Day Two in Oregon: Eugene

25 Oct

My God, the culture shock.

I spent the day exploring downtown Eugene and the University of Oregon campus, just to see what things are like, if I like it, could I live here, or what. And survey says: Or what.

This town is not for me. I am SO completely different than the people that live here. Push it back into the country a bit and that’s just fine, rather nice, actually…but here in Eugene…Nah.

I started the day sleeping (what I thought was) absurdly late (and actually turned out to only be 9am) then planning out my day’s itinerary. I didn’t want to over-do it, so I planned on just Eugene and UofO. I got directions, wrote them down, memorized them (like the freak I am) and set off around noon.

Eugene/Springfield actually reminds me a lot of Savannah. There’s a riverfront, there’s a huge cultural base in downtown, and the rest looks like you should avoid it like the black plague.

Mind you, I said LOOKS. Looks are apparently deceiving, here. I saw quite a few people waltz right into buildings I wouldn’t touch with a ten-foot pole in Savannah. The way I was raised, and the way things are in Savannah, you didn’t go into a building or even a part of town that HAD that kind of building unless you wanted to get raped, robbed or murdered.

MAJOR culture shock. My itinerary had me going to UofO first, then to City Market, then to a brewery (which I shall not name) all within about seven miles of each other. Technically, I could have taken the bus. That’s another humdinger for me, ‘cause in Savannah, locals don’t take the bus unless they absolutely HAVE to.

You know, I’d better tell you about it from the beginning.

The roads really are marked horribly up here (I think I shall write to the local DOT with some advice). I finally arrive at UofO and park. Nothing’s going as planned, seems Murphy’s Law is alive and kicking and riding along in my backpack, but that’s okay. I take it in stride and start exploring.

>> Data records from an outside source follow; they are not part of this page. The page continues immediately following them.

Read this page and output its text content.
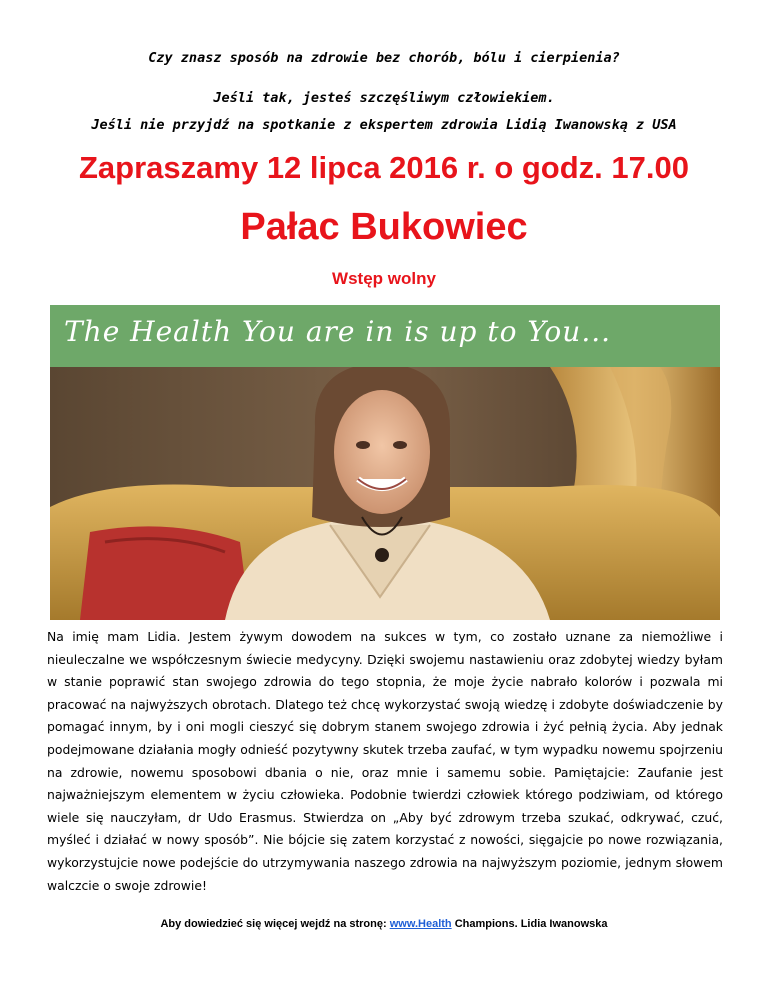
Czy znasz sposób na zdrowie bez chorób, bólu i cierpienia?
Jeśli tak, jesteś szczęśliwym człowiekiem.
Jeśli nie przyjdź na spotkanie z ekspertem zdrowia Lidią Iwanowską z USA
Zapraszamy 12 lipca 2016 r. o godz. 17.00
Pałac Bukowiec
Wstęp wolny
The Health You are in is up to You...
Na imię mam Lidia. Jestem żywym dowodem na sukces w tym, co zostało uznane za niemożliwe i nieuleczalne we współczesnym świecie medycyny. Dzięki swojemu nastawieniu oraz zdobytej wiedzy byłam w stanie poprawić stan swojego zdrowia do tego stopnia, że moje życie nabrało kolorów i pozwala mi pracować na najwyższych obrotach. Dlatego też chcę wykorzystać swoją wiedzę i zdobyte doświadczenie by pomagać innym, by i oni mogli cieszyć się dobrym stanem swojego zdrowia i żyć pełnią życia. Aby jednak podejmowane działania mogły odnieść pozytywny skutek trzeba zaufać, w tym wypadku nowemu spojrzeniu na zdrowie, nowemu sposobowi dbania o nie, oraz mnie i samemu sobie. Pamiętajcie: Zaufanie jest najważniejszym elementem w życiu człowieka. Podobnie twierdzi człowiek którego podziwiam, od którego wiele się nauczyłam, dr Udo Erasmus. Stwierdza on „Aby być zdrowym trzeba szukać, odkrywać, czuć, myśleć i działać w nowy sposób”. Nie bójcie się zatem korzystać z nowości, sięgajcie po nowe rozwiązania, wykorzystujcie nowe podejście do utrzymywania naszego zdrowia na najwyższym poziomie, jednym słowem walczcie o swoje zdrowie!
Aby dowiedzieć się więcej wejdź na stronę: www.Health Champions. Lidia Iwanowska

My LORD, the TREES!!! I could spend a decade taking pictures of the trees just on the UofO campus alone. Not to mention the surrounding areas. Some of the architecture on campus is really quite lovely and dates back to the Victorian Era (youngin’s to us Savannahians). I have loaded up another slideshow for your enjoyment here. (yay, link!)

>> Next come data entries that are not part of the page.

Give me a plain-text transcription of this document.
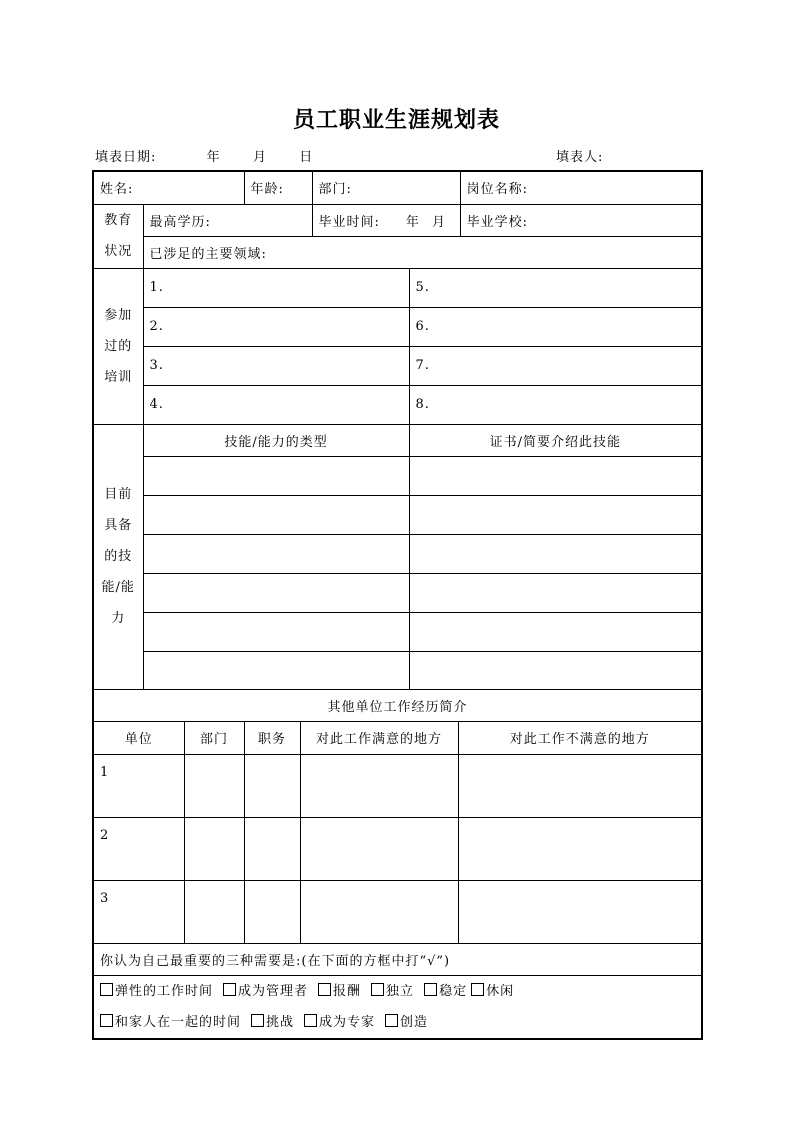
员工职业生涯规划表
填表日期:	年 月 日	填表人:
姓名:			年龄:		部门:			岗位名称:

教育
状况	最高学历:				毕业时间: 年 月			毕业学校:
	已涉足的主要领域:							

参加
过的
培训	1.					5.		
	2.					6.		
	3.					7.		
	4.					8.		

目前
具备
的技
能/能
力	技能/能力的类型					证书/简要介绍此技能		

其他单位工作经历简介								
单位		部门	职务	对此工作满意的地方			对此工作不满意的地方	
1								
2								
3								
你认为自己最重要的三种需要是:(在下面的方框中打“√”)								

弹性的工作时间 成为管理者 报酬 独立 稳定 休闲
和家人在一起的时间 挑战 成为专家 创造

So I wander around the campus, taking photograph after photograph and I start asking myself: Do I see myself here? Is this where I want to be for two years, at least? I think back to myself: Well, it’s gorgeous and a perfect place to write a story. I could sit in the parks for days on end and soak up the fabulous coniferous smell that permeates every step taken (Pine Fresh! Whee!).

I look around and think, yeah, I could do this. But then I realize it’s not everything. It’s not perfect. It’s not fantastic. But it’s college. It’s a vehicle to get me from point A to point B. Should I really care that much about how the campus LOOKS?

Considering I’m looking into Architecture (Interior Architecture, to boot) then I’d say: Yes. Yes, I should wonder whether I’m in love with the campus. I should be able to know whether or not I’d feel comfortable here. Wanna know something funny about that statement of feeling comfortable? I about jumped out of my skin when this tiny, cute little asian female asked me where something was. What’s funny is that I was looking at her like she was a rabid animal. I am so unused to people approaching me in strange places, so unused to just general amicability to one’s fellow human, that I’ve become the epitome of paranoid.

If anyone stopped for a moment and looked in my direction, I glared at them until either they walked away or I did. I couldn’t be on the same path as someone else for thinking they were following me or them thinking that I was doing the same! I was constantly whirling about, watching my reflection, shadows, listening to my environment…All because I am THAT accustomed to being ALONE. Yes, I have family and I work in the Big Orange Box and I live in suburbia with my boyfriend and dog and neighbors… But I have closed myself in. I have become BOXED up, unable to simply be comfortable in an open air market.

Which is where I went next. Hippies abound in this place…and I mean the Savannah definition of Hippie. Loose, comfortable clothes, crazy hair, tattoos, piercings, pottery, tie-dye, hemp clothing…you name it, it was there. I did get a rather lovely recycled bracelet made from a belt, plus some wonderful organic soap. But I didn’t see anything I couldn’t have gotten back home. This place is literally as if you slapped Savannah, GA and Huntsville, AL together, mixed it all up, took out QUITE a few of the demographics and plopped it in a valley in Oregon.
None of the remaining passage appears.